Yine Muharrem in 10. gününde yani Aşure gününde gerçekleşen , ehl i İslamı 14 asırdır hüzne sevkeden bir diğer vak'a ise, Kerbela hadisesidir. miladi 680 yılında Emevi hükümdarı Yezid in emriyle Kufe valisi Ubeydullah b. Ziyad a bağlı Ömer bin Sa'd komutasındaki dörtbine yakın asker tarafından Kerbela nam-mevkide cennet gençlerinin efendisi , efendiler efendisi Hz. Muhammed Mustafa nın torunu olan Hz. hüseyin (r.a.) ın , yetmiş civarındaki yakınlarıyla beraber vahşice katledilmesi olayına kısaca kerbela vakası denmektedir. Elbette ve hiç şüphe duyulmaması gereken bir husus varsa, Peygamber s.a v. e iman eden istisnasız herkes bu acıya ortaktır, yüreeğinde hisseder, etmiştir. Fakat acı üzerinden müslümanlar içinde yeni bir ayrılık, fitne tohumu ekmek, bu acıyı daha da katmerleştirmiştir. Ortada bir acımasız cinayet var ve elbette failleri var ve belli iken , bunu filanca fırka mensupları hariç herkes bu cinayete ortaktır noktasına taşımak; insaf, iz'an , hukuk ve İslamla hiçbir şekilde kabil i te'lif değildir.
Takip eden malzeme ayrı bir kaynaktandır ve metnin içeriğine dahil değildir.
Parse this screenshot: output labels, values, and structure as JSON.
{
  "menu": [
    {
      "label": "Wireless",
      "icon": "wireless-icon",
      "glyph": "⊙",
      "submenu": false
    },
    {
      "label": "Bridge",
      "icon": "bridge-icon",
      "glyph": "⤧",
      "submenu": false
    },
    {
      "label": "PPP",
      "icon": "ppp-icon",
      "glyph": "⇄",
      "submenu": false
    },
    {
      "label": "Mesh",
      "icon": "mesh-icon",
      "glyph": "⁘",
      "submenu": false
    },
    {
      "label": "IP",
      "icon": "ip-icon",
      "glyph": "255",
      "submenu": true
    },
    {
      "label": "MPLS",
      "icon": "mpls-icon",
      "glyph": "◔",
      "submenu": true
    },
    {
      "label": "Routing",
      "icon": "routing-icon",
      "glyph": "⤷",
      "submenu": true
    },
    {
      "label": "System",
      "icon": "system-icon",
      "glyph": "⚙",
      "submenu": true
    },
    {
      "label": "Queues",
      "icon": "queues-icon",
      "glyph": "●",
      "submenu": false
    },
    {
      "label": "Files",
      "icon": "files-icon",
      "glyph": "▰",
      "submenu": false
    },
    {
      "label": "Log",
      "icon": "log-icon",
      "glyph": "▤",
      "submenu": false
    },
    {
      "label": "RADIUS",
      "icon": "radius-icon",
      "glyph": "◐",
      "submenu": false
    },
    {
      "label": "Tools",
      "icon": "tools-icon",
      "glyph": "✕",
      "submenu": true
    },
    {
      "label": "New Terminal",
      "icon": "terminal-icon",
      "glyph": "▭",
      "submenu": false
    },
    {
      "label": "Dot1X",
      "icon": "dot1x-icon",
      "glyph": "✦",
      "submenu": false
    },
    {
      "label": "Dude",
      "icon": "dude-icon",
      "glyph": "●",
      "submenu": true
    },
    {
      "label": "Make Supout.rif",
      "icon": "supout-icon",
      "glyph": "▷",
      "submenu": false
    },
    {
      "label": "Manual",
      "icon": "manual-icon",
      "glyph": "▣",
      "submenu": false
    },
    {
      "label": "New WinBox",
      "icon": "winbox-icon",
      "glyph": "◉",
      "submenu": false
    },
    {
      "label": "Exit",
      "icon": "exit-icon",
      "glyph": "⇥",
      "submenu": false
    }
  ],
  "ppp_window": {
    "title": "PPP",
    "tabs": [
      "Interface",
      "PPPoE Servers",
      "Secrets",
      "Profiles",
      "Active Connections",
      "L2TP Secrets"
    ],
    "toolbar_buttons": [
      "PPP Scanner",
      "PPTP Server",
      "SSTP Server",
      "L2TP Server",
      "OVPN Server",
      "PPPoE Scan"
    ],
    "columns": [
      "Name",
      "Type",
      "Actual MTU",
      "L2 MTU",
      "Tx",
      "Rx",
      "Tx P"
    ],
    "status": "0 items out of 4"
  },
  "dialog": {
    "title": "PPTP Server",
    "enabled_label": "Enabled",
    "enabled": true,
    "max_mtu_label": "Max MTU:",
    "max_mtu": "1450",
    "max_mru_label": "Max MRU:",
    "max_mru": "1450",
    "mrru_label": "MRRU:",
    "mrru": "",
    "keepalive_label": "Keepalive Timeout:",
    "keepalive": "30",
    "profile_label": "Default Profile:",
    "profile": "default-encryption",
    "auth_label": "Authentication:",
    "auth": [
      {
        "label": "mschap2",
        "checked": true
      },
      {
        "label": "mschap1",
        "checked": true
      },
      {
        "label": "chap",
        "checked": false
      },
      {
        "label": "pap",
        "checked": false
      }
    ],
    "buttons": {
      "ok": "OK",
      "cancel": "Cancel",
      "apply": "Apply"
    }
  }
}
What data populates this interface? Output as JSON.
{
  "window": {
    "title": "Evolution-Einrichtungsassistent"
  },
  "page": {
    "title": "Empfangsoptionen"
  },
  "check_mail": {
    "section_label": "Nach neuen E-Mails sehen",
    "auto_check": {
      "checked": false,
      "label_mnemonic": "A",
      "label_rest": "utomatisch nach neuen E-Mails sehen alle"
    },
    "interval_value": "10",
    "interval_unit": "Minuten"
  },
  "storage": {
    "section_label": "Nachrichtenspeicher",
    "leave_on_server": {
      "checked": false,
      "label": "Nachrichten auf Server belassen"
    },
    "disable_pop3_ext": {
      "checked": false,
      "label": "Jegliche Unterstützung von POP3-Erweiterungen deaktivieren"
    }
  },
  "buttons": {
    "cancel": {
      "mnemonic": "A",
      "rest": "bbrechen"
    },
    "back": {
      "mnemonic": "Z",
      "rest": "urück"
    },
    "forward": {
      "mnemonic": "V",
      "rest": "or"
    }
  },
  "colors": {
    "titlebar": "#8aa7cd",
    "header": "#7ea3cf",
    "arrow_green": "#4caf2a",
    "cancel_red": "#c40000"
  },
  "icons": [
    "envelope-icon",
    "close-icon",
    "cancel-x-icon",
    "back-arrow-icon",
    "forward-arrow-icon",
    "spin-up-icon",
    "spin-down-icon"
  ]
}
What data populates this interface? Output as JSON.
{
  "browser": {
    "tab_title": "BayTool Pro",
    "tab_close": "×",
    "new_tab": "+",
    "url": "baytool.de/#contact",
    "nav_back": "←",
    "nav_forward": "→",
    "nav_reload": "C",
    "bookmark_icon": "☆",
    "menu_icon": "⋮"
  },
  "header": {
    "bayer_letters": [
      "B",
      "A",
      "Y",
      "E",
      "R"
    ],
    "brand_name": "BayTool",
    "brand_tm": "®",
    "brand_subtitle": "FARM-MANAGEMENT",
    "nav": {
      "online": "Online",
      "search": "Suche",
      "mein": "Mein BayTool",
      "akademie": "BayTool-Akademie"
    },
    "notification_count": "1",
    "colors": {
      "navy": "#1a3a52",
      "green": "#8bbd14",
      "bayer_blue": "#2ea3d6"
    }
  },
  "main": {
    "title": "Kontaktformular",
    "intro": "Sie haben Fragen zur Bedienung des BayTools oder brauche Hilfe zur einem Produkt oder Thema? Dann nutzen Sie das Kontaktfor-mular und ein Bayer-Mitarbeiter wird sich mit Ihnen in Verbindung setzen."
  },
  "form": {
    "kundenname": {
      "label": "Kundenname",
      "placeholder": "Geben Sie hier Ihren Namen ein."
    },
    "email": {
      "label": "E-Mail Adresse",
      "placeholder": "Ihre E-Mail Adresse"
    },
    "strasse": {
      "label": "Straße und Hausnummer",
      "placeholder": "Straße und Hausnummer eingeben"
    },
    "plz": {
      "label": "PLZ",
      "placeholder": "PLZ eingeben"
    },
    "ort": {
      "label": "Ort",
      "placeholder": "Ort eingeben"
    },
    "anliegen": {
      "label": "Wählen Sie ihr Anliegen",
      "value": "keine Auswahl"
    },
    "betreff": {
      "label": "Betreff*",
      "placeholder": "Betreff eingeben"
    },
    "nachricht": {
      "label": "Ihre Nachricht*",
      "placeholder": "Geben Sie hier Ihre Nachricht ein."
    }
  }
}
Bu vesileyle 1442. hicri yılbaşımızın ve Muharrem ayımızın öncelikle güzel ve huzurlu ilçemiz Hamamözüne , akabinde tüm ülkemize, milletimize, Müslüman muhitlere hayırlara vesile olmasını , Haram aylardan olan Muharrem ayında birkez daha ferd olarak nefis muhasebesine ihtiyacımızı hissedip, nıyaz ve tazarrularımızın artmasını temenni ediyor, hepinizi saygı ve sevgiyle selamlıyorum.